Having responsible rules in place does not constrain business in a free market, it enhances it. Rules and laws allow participants to make profits while preventing Ponzi schemes that punish all Americans when the house of cards collapses.

Conservative deregulation agenda

Yet the Bush administration’s hands-off approach represents the definitive culmination of a conservative deregulation agenda 20 years in the making. Indeed, Republican presidential nominee John McCain, in what has to be the most ill-timed statement in political history, wrote in the current issue of a Washington trade magazine that, “Opening up the health insurance market to more vigorous nationwide competition, as we have done over the last decade in banking, would provide more choices of innovative products less burdened by the worst excesses of state-based regulation.” Whoops.

Greed, ill-gotten profits at the expense of average homeowners, unregulated financial instruments, a shadow banking system — in the Republican-run financial system these aren’t failures, they’re features.
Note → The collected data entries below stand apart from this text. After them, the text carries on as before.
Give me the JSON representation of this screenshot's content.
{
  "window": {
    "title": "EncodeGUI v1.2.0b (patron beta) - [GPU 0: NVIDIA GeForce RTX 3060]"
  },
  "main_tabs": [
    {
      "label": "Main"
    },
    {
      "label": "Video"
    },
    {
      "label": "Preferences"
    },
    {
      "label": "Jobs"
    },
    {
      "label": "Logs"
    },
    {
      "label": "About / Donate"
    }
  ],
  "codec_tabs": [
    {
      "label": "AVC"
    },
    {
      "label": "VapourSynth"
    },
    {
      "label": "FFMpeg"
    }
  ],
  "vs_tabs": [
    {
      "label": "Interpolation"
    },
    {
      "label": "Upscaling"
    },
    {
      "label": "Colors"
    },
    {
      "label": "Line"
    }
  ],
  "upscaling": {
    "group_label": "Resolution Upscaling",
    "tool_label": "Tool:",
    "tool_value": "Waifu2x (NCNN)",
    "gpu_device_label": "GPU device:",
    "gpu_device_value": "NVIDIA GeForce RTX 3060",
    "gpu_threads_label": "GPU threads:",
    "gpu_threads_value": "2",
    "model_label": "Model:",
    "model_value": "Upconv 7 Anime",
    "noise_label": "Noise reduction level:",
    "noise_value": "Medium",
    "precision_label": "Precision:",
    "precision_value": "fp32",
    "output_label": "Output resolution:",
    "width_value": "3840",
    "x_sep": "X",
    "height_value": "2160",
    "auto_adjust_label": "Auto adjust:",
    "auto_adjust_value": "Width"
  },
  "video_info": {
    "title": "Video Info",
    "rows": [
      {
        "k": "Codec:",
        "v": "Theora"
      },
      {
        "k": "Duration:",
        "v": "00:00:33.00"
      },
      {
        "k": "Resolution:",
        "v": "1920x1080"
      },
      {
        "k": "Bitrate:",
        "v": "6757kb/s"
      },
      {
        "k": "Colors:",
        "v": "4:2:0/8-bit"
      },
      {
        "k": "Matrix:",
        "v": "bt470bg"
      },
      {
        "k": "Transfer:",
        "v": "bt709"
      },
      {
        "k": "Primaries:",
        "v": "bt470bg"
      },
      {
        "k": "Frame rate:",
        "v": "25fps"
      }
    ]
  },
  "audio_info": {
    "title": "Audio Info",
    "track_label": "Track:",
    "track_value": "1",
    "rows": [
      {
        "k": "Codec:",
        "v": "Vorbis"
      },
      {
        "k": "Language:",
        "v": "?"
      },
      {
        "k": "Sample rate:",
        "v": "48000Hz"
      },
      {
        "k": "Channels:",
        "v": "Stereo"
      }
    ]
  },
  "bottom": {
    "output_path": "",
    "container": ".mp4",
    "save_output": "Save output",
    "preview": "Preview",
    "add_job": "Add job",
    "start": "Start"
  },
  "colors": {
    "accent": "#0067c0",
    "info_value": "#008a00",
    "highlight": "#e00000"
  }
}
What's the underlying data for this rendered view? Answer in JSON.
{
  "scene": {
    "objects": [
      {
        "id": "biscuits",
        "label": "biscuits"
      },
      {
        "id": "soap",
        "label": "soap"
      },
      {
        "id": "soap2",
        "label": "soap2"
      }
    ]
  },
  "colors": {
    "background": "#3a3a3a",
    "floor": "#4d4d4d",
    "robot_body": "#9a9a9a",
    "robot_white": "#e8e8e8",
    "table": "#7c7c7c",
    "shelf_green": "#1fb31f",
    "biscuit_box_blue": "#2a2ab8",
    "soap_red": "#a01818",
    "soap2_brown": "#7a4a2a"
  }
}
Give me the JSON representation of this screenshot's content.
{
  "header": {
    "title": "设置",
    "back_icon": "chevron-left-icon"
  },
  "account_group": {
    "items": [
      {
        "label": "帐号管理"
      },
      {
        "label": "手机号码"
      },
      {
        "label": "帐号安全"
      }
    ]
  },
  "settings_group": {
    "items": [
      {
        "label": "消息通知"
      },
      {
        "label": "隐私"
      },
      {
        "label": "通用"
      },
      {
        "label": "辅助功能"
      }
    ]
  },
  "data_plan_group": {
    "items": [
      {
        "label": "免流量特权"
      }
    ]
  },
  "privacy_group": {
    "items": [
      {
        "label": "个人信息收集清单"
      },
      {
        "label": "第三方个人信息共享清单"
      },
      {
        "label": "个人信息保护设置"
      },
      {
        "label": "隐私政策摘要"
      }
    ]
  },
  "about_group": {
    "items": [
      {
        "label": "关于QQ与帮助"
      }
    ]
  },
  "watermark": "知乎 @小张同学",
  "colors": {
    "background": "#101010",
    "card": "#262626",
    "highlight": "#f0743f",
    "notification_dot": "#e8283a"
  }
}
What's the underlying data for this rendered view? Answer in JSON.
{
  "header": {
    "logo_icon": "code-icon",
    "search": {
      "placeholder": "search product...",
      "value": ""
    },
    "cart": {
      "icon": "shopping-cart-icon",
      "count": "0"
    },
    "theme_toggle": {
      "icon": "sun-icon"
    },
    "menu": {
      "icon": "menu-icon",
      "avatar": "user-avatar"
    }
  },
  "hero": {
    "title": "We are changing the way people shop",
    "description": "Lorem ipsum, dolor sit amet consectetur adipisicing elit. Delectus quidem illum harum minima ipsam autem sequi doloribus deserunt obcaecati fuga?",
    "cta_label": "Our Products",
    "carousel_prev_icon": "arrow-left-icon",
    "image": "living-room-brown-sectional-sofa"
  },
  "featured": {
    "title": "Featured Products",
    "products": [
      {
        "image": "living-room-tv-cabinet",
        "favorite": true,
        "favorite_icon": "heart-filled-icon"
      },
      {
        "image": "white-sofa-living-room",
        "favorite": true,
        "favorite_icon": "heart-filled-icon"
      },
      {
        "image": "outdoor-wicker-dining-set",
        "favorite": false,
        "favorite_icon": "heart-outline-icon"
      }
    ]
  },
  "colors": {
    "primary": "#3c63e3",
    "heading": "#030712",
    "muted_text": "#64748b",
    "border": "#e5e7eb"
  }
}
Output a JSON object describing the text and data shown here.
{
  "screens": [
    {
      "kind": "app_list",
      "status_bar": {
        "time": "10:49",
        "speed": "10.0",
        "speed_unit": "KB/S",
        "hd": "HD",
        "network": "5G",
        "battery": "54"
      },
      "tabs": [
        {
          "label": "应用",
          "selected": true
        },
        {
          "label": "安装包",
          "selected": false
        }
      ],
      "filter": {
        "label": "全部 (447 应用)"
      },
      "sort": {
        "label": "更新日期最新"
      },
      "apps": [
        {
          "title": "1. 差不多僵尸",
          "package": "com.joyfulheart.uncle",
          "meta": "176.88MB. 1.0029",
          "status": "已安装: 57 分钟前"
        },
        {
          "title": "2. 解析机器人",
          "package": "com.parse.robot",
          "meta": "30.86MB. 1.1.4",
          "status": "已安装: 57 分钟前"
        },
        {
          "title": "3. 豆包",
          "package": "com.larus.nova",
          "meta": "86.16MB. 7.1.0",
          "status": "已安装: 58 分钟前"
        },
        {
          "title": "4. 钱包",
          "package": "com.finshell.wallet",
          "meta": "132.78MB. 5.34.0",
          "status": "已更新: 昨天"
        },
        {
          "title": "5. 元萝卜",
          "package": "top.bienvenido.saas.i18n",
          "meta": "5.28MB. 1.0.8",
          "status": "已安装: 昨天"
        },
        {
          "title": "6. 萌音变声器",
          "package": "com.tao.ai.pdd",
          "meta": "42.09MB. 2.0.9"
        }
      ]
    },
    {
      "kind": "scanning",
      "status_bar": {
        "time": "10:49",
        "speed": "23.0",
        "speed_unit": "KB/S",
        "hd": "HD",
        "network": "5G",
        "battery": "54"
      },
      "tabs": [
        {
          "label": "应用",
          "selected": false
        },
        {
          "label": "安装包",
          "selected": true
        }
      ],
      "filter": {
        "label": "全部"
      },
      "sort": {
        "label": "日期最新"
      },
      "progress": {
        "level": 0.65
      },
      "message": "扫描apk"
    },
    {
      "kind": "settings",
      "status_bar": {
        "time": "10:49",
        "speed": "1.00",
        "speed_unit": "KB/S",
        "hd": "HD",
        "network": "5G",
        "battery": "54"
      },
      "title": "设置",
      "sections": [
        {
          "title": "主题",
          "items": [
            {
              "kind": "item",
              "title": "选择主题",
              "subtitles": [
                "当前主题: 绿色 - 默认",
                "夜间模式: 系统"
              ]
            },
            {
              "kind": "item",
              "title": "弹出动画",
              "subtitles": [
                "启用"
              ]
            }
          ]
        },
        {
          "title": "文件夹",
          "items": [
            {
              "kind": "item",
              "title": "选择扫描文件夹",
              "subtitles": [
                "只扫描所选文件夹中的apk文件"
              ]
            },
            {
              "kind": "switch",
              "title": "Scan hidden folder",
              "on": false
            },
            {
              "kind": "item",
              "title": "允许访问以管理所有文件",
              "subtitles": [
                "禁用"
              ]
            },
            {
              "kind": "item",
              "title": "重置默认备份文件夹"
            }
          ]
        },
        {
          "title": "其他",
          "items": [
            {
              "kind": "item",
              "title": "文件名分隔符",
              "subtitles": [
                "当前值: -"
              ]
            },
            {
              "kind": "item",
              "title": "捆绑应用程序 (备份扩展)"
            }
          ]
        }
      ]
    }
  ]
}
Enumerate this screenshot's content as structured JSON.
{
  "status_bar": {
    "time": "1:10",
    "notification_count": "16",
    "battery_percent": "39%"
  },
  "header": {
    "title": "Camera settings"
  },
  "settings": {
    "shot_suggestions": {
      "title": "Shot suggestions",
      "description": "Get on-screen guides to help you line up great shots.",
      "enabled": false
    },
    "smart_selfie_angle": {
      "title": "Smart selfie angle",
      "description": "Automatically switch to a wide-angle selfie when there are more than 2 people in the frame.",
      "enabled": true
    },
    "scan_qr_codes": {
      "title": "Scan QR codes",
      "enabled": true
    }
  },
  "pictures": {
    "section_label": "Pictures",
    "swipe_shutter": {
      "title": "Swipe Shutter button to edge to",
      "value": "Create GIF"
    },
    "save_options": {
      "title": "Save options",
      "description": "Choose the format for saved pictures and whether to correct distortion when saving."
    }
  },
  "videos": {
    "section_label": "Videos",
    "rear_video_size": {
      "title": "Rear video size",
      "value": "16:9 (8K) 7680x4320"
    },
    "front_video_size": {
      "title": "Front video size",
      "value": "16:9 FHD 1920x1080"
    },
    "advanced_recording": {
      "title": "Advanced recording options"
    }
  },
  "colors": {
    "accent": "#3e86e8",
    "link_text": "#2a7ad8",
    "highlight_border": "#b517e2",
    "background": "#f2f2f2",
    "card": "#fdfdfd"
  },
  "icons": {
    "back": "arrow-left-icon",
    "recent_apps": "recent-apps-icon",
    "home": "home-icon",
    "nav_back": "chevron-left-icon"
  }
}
Meanwhile, the Bush administration, which gave Congress just one week to approve a $700 billion banker bailout proposal, continues to fight Democratic efforts to boost education spending, provide middle class tax cuts, and expand children’s health care.

The corporate lobbyists who have their hands out and their allies in Congress should be more willing to work with those of us who’d rather spend taxpayers’ money on improving the lives of ordinary Americans instead of bailing out bankers. If that is the case, I look forward to working with my Republican friends in Congress on passing a Democratic proposal that seeks broader economic relief. This stimulus plan will create jobs through investment in our nation’s infrastructure, extend unemployment benefits for the growing number of Americans looking for work and providing more foreclosure assistance to families in danger of losing their homes.

The past eight years of Bush leadership has led us to where we are now, a country in financial crisis, a war seemingly without end, a surplus turned into deficit and a decline in the housing markets that puts our citizen’s futures at risk. American taxpayers deserve better from their government. Democrats in Congress are committed to fixing the years of deregulation policies that contributed to the mismanagement of the financial system, and we will ensure that this misfortune is not repeated in the years to come. We will protect American taxpayers first, Wall Street second.

X Ryan is the Democratic congressman from the 17th District.